Ксения Лёвшина была матерью восьмерых детей. Конечно, она любила их всех, но тоже по-разному. Цика, погибший от испанки в 1919 году, занимал столько места в её сердце, что другим детям пришлось довольствоваться оставшимся невеликим пространством. Маша и Алёша умерли совсем малышами, с Андреем, Мишей и Юлей ей приходилось ох как нелегко, да и Санчик с Ксеничкой позже добавили… А ведь были ещё и старшие дети из пермской семьи К.К. – заносчивая красавица Вера, которая могла отшвырнуть тарелку с едой, если вдруг не понравилось (Ксения Михайловна, подозреваю, была не великий кулинар), Лев, Глеб, Илья – все как на подбор с трудными характерами.
Безденежье, голод, болезни, необходимость ютиться в одном доме с родственниками, жить в чужом нелюбимом городе, заводить огород – для бывшей бестужевки Ксенички Лёвшиной, дворянки, которую обучали французскому и немецкому, но забыли показать, как потрошить гуся, всё это стало кошмарным сном, от которого никак не удавалось очнуться.
События 1930-х, которые она описывает в самых страшных своих дневниках, разворачивались в Ленинграде. Миша, одарённый пианист и композитор, студент музыкального техникума, сошёл с ума от несчастной любви – юная скрипачка разбила ему не только сердце, но и рассудок.
Ксении Михайловне было в ту пору примерно столько же лет, сколько сейчас мне. Бедность, двое маленьких детей, измены мужа, безумие Миши, странное поведение Андрея, в котором она искала опору, а находила лишь новые проблемы… Ксения рано постарела, выдохлась, у неё просто не было возможности следить за собой и соблюдать «диэты». Что же касается К.К., то он, как всякий увлечённый своим делом человек, в какой-то момент вдруг испугался: жизнь идёт стороной, а он в своих вечных штудиях и экскурсиях не успевал насладиться ею так, как хотел. Рядом с ним – непривлекательная, быстро стареющая женщина. А он-то ещё мужчина хоть куда!

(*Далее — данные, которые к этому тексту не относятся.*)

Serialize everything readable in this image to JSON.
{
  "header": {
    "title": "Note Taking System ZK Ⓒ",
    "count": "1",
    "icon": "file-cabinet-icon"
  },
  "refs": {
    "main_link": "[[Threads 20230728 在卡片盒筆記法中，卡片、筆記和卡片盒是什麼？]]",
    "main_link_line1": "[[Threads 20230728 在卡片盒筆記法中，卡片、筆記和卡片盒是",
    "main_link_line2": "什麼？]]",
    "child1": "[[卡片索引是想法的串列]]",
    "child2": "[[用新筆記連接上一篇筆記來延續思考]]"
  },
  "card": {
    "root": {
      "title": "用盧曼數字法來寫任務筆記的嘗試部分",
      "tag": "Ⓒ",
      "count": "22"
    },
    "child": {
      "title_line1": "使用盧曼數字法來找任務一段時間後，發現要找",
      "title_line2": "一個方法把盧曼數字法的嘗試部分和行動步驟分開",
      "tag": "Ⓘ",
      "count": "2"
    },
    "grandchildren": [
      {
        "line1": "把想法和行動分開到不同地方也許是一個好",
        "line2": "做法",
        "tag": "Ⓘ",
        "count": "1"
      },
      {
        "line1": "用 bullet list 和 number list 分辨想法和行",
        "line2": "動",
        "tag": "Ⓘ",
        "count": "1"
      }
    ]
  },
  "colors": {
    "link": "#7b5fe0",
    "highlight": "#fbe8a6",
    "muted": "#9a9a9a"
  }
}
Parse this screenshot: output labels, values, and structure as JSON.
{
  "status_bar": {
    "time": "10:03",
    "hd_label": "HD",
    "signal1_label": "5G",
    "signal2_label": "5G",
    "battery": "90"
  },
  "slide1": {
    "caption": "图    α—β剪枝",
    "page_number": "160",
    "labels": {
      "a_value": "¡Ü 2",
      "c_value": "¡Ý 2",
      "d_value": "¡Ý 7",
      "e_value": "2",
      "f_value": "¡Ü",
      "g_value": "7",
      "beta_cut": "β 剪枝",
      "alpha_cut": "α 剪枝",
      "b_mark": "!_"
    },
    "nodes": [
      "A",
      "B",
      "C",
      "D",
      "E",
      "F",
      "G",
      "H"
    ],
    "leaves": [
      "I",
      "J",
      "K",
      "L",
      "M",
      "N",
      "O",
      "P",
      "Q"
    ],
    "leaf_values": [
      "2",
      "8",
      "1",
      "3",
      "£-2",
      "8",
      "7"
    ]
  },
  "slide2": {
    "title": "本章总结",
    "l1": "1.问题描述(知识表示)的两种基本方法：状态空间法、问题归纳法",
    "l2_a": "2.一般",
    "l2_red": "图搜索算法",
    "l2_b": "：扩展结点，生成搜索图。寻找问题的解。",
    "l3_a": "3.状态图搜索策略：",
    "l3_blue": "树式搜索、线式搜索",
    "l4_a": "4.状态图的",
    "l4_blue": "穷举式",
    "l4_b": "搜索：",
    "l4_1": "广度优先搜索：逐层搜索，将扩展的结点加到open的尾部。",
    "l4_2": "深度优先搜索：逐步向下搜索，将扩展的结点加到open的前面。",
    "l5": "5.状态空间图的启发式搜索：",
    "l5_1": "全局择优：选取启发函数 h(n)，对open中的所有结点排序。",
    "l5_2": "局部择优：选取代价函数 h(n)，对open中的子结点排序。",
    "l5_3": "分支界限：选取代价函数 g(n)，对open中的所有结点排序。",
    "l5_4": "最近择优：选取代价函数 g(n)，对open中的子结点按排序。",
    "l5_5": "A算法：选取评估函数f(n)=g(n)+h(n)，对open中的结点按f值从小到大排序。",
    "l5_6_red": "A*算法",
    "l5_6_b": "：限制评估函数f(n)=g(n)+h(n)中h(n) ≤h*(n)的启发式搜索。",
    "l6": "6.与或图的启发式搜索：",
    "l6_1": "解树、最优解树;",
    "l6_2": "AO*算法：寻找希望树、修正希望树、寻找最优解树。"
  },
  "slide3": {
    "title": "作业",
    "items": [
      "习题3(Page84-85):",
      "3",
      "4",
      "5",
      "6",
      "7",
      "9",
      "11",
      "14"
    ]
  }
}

Я вспомнила портрет на могильном памятнике. Импозантный старик в пенсне, К.К. наверняка считал себя в ту пору неотразимым – по крайней мере, достойным того, чтобы обзавестись новой молодой женой, какой-нибудь Оней или Ниной. Ксения Михайловна раздражала его, как смертельно надоевшая мебель, обновить которую покамест не на что, но очень хочется. И он преспокойно обсуждал с ней поиски новой мебели, то есть жены, – чувства самой Ксении были ему неинтересны.